The physical aspect of this connection is important as well. Heartbreaking documentaries are certainly powerful, but they’re more likely to convince those who were already partial to environmental causes. Those who truly need convincing are more likely the type of people who don’t like to be preached at and told they have to care — similar to those businesses that oppose environmental regulation on the very principle of being told how to run their company. But it becomes much easier to care when one sees the Shenandoah Valley, the volcanoes of Hawaii, or the great peaks of the Rocky Mountains first hand.
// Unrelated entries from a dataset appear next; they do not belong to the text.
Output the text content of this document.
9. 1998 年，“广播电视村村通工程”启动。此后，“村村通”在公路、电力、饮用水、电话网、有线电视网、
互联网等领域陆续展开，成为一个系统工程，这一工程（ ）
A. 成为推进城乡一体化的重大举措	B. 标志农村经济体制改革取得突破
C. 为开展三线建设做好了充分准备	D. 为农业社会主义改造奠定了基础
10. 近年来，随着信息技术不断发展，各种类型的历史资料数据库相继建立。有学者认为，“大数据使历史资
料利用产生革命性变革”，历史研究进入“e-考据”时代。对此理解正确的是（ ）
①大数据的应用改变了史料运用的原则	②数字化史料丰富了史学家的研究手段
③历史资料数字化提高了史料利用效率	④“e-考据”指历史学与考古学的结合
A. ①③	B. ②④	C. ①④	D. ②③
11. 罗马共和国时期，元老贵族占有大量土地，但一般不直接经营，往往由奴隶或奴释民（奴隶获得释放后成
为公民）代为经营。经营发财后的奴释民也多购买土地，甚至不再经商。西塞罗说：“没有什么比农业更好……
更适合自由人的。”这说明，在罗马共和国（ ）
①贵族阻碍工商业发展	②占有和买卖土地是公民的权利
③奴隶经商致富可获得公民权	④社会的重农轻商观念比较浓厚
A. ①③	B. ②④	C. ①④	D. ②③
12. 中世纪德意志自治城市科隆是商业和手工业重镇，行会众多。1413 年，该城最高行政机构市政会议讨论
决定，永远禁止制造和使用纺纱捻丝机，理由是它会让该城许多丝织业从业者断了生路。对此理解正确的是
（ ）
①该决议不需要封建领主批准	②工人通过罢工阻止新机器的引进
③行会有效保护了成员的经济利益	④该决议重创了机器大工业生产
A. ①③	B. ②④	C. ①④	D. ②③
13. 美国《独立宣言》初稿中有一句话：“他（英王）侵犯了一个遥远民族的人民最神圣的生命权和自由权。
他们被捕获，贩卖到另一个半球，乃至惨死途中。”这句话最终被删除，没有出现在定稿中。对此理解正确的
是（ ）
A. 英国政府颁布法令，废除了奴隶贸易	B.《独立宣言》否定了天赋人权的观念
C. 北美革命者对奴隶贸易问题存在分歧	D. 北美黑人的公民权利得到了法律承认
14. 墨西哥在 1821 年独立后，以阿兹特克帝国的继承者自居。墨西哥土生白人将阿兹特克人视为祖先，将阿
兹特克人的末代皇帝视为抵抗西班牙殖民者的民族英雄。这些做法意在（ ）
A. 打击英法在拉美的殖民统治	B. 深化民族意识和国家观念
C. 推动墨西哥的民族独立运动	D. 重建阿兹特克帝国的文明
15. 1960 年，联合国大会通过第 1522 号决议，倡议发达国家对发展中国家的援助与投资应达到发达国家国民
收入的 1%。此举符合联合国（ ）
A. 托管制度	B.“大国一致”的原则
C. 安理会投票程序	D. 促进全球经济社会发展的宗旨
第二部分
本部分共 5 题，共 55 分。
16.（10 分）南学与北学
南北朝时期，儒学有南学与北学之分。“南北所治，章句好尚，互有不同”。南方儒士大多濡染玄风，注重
Unfortunately, it isn’t always financially possible to travel to these places or splurge for the organic cotton sweatshirt. But it doesn’t have to stay that way. Giving as many people access to these publicly protected lands through programs like Every Kid in a Park, or increasing education and awareness about these causes will increase appreciation and love for them. The resulting increase in demand of environmentally-friendly products and the resulting increase in supply of such will eventually drive the cost down. As Adam Smith writes in The Wealth of Nations, if the profits of a company in an untapped market were “commonly known, their great profit would tempt so many new rivals to employ their stocks in the same way, that… the market price would soon be reduced to the natural price, and perhaps for some time even below it.” With this heightened “green demand,” the natural progression of the market would, potentially, cause a shift in business practices, to the point where corporate responsibility becomes the norm rather than the exception. Patagonia and similar companies have found this small but profitable market; if it increases in size, other companies should find it as well.

For so long, we’ve demanded policies from the government to artificially enact change in businesses. Isn’t it about time we use our power as consumers and start to ask for change from ourselves?